Долог, долог путь до села однообразной пустынной равниной, обрезанной с одного края морем. Иногда блеснет в потемках на берегу огонек в избушке на тоне и потеряется. Фекла решила не приворачивать на тони, хотя их по берегу было больше десятка — незачем, да и некогда. Рыбаки, верно, спят, а ей надо торопиться. И бежит, бежит она, легкая на ногу, отдавая дальней и трудной дороге неизрасходованные силы, всей грудью дыша влажным холодным воздухом, изредка замедляя шаги перед какой-нибудь подозрительной топкой ложбинкой. Иной раз осторожно, чуть ли не на ощупь, пробирается по хилому мосточку из жердей, перекинутых через мутный ручеек, пробившийся из тундры к морю. А то вдруг, оскользаясь и цепляясь за мелкие кустики, спускается в размытый овраг, тяжело дыша, взбирается на другой его склон и опять спешит, спешит по ровной глади, и ветер все толкает и толкает ее в бок, силясь сбить с верного пути.

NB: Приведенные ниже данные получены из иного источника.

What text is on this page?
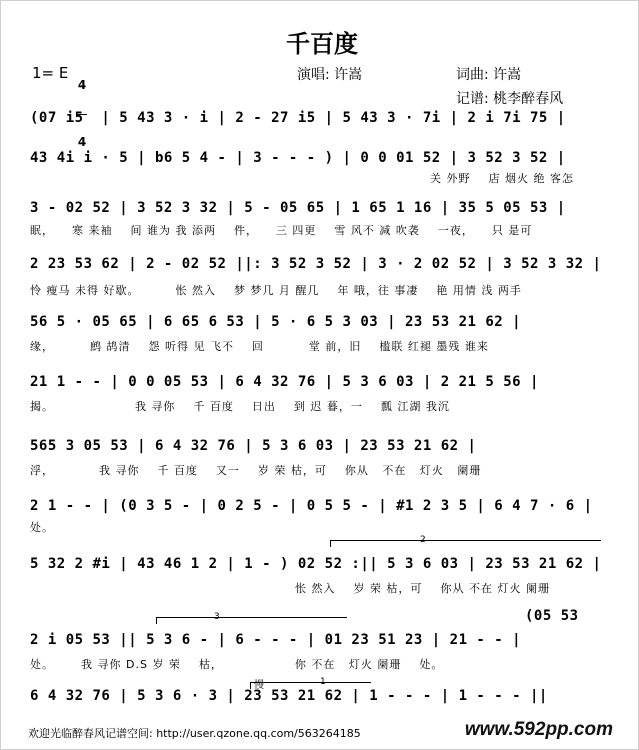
千百度
1= E

4

4

演唱: 许嵩	词曲: 许嵩
记谱: 桃李醉春风
(07 i5  | 5 43 3 · i | 2 - 27 i5 | 5 43 3 · 7i | 2 i 7i 75 |
43 4i i · 5 | b6 5 4 - | 3 - - - ) | 0 0 01 52 | 3 52 3 52 |
关 外野    店 烟火 绝 客怎
3 - 02 52 | 3 52 3 32 | 5 - 05 65 | 1 65 1 16 | 35 5 05 53 |
眠，    寒 来袖    间 谁为 我 添两    件，    三 四更    雪 风不 减 吹袭    一夜，    只 是可
2 23 53 62 | 2 - 02 52 ||: 3 52 3 52 | 3 · 2 02 52 | 3 52 3 32 |
怜 瘦马 未得 好歇。        怅 然入    梦 梦几 月 醒几    年 哦，往 事凄    艳 用情 浅 两手
56 5 · 05 65 | 6 65 6 53 | 5 · 6 5 3 03 | 23 53 21 62 |
缘，        鹧 鸪清    怨 听得 见 飞不    回          堂 前，旧    槛联 红褪 墨残 谁来
21 1 - - | 0 0 05 53 | 6 4 32 76 | 5 3 6 03 | 2 21 5 56 |
揭。                  我 寻你    千 百度    日出    到 迟 暮，一    瓢 江湖 我沉
565 3 05 53 | 6 4 32 76 | 5 3 6 03 | 23 53 21 62 |
浮，          我 寻你    千 百度    又一    岁 荣 枯，可    你从   不在   灯火   阑珊
2 1 - - | (0 3 5 - | 0 2 5 - | 0 5 5 - | #1 2 3 5 | 6 4 7 · 6 |
处。
2
5 32 2 #i | 43 46 1 2 | 1 - ) 02 52 :|| 5 3 6 03 | 23 53 21 62 |
怅 然入    岁 荣 枯，可    你从 不在 灯火 阑珊
(05 53
3
2 i 05 53 || 5 3 6 - | 6 - - - | 01 23 51 23 | 21 - - |
处。      我 寻你 D.S 岁 荣    枯，                你 不在   灯火 阑珊    处。
1
慢
6 4 32 76 | 5 3 6 · 3 | 23 53 21 62 | 1 - - - | 1 - - - ||
欢迎光临醉春风记谱空间: http://user.qzone.qq.com/563264185	www.592pp.com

Думы назойливо толклись в голове. Вся жизнь казалась ей безрадостной, лишенной солнечного проблеска, словно эта августовская ночь в приполярье без луны, без звезд, без жилого тепла.
Так вот и существует она, как былинка под ветром на мерзлой осенней кочке. Теперь и последняя надежда устроить жизнь обрушилась. Война, сколько она еще принесет горя?

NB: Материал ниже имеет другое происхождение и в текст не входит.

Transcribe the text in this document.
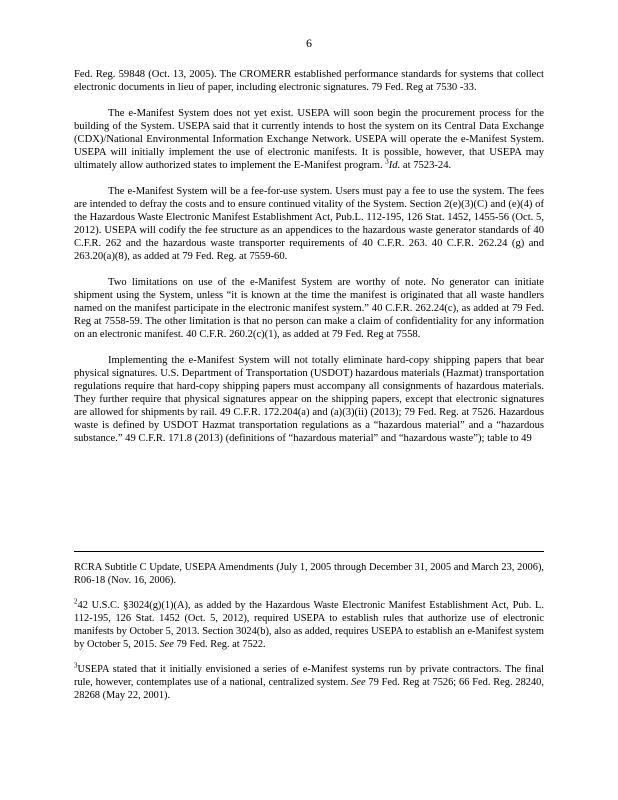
6

Fed. Reg. 59848 (Oct. 13, 2005). The CROMERR established performance standards for systems that collect electronic documents in lieu of paper, including electronic signatures. 79 Fed. Reg at 7530 -33.

The e-Manifest System does not yet exist. USEPA will soon begin the procurement process for the building of the System. USEPA said that it currently intends to host the system on its Central Data Exchange (CDX)/National Environmental Information Exchange Network. USEPA will operate the e-Manifest System. USEPA will initially implement the use of electronic manifests. It is possible, however, that USEPA may ultimately allow authorized states to implement the E-Manifest program. $^3$Id. at 7523-24.

The e-Manifest System will be a fee-for-use system. Users must pay a fee to use the system. The fees are intended to defray the costs and to ensure continued vitality of the System. Section 2(e)(3)(C) and (e)(4) of the Hazardous Waste Electronic Manifest Establishment Act, Pub.L. 112-195, 126 Stat. 1452, 1455-56 (Oct. 5, 2012). USEPA will codify the fee structure as an appendices to the hazardous waste generator standards of 40 C.F.R. 262 and the hazardous waste transporter requirements of 40 C.F.R. 263. 40 C.F.R. 262.24 (g) and 263.20(a)(8), as added at 79 Fed. Reg. at 7559-60.

Two limitations on use of the e-Manifest System are worthy of note. No generator can initiate shipment using the System, unless “it is known at the time the manifest is originated that all waste handlers named on the manifest participate in the electronic manifest system.” 40 C.F.R. 262.24(c), as added at 79 Fed. Reg at 7558-59. The other limitation is that no person can make a claim of confidentiality for any information on an electronic manifest. 40 C.F.R. 260.2(c)(1), as added at 79 Fed. Reg at 7558.

Implementing the e-Manifest System will not totally eliminate hard-copy shipping papers that bear physical signatures. U.S. Department of Transportation (USDOT) hazardous materials (Hazmat) transportation regulations require that hard-copy shipping papers must accompany all consignments of hazardous materials. They further require that physical signatures appear on the shipping papers, except that electronic signatures are allowed for shipments by rail. 49 C.F.R. 172.204(a) and (a)(3)(ii) (2013); 79 Fed. Reg. at 7526. Hazardous waste is defined by USDOT Hazmat transportation regulations as a “hazardous material” and a “hazardous substance.” 49 C.F.R. 171.8 (2013) (definitions of “hazardous material” and “hazardous waste”); table to 49

RCRA Subtitle C Update, USEPA Amendments (July 1, 2005 through December 31, 2005 and March 23, 2006), R06-18 (Nov. 16, 2006).

$^2$42 U.S.C. §3024(g)(1)(A), as added by the Hazardous Waste Electronic Manifest Establishment Act, Pub. L. 112-195, 126 Stat. 1452 (Oct. 5, 2012), required USEPA to establish rules that authorize use of electronic manifests by October 5, 2013. Section 3024(b), also as added, requires USEPA to establish an e-Manifest system by October 5, 2015. See 79 Fed. Reg. at 7522.

$^3$USEPA stated that it initially envisioned a series of e-Manifest systems run by private contractors. The final rule, however, contemplates use of a national, centralized system. See 79 Fed. Reg at 7526; 66 Fed. Reg. 28240, 28268 (May 22, 2001).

Фекла шла всю ночь и наконец к утру добралась до Слободки — небольшой деревеньки на левом берегу, напротив села. Зашла в избу знакомого старого рыбака. Тот, зевая спросонья, перевез ее на унденский берег.
В зимовке, пустовавшей больше двух месяцев, было студено, жилой дух выветрился. Цветы на подоконниках засохли и, казалось, совсем погибли. Фекла принесла дров, затопила печку, сбегала за водой, полила цветы: Может оживут? Поставила греться чайник. Выдвинув из-под кровати сундук, достала чистое белье, темное платье. В дороге одежда промокла на дожде вплоть до нижней рубашки.
От плиты по избе распространялось ровное тепло. Стекла в рамах сначала отпотели, потом быстро высохли. Кто-то прошел мимо избы, стуча каблуками по дощатым мосткам. Фекла задернула занавеску, быстро оделась, переплела косы, умылась из рукомойника, заварила чай и, достав из торбы чуть примокший на дожде хлеб, перекусила.
От тепла и чая ее разморило, веки потяжелели, так и тянуло бухнуться в мягкую чистую постель после тоньских жестких нар. Но Фекла поборола сонливость, надела полусапожки, выходной плюшевый жакет, который стал ей тесноват и чуть не лопнул под мышками; достала из сундука черный материнский полушалок, накинула его на голову и вышла из дома.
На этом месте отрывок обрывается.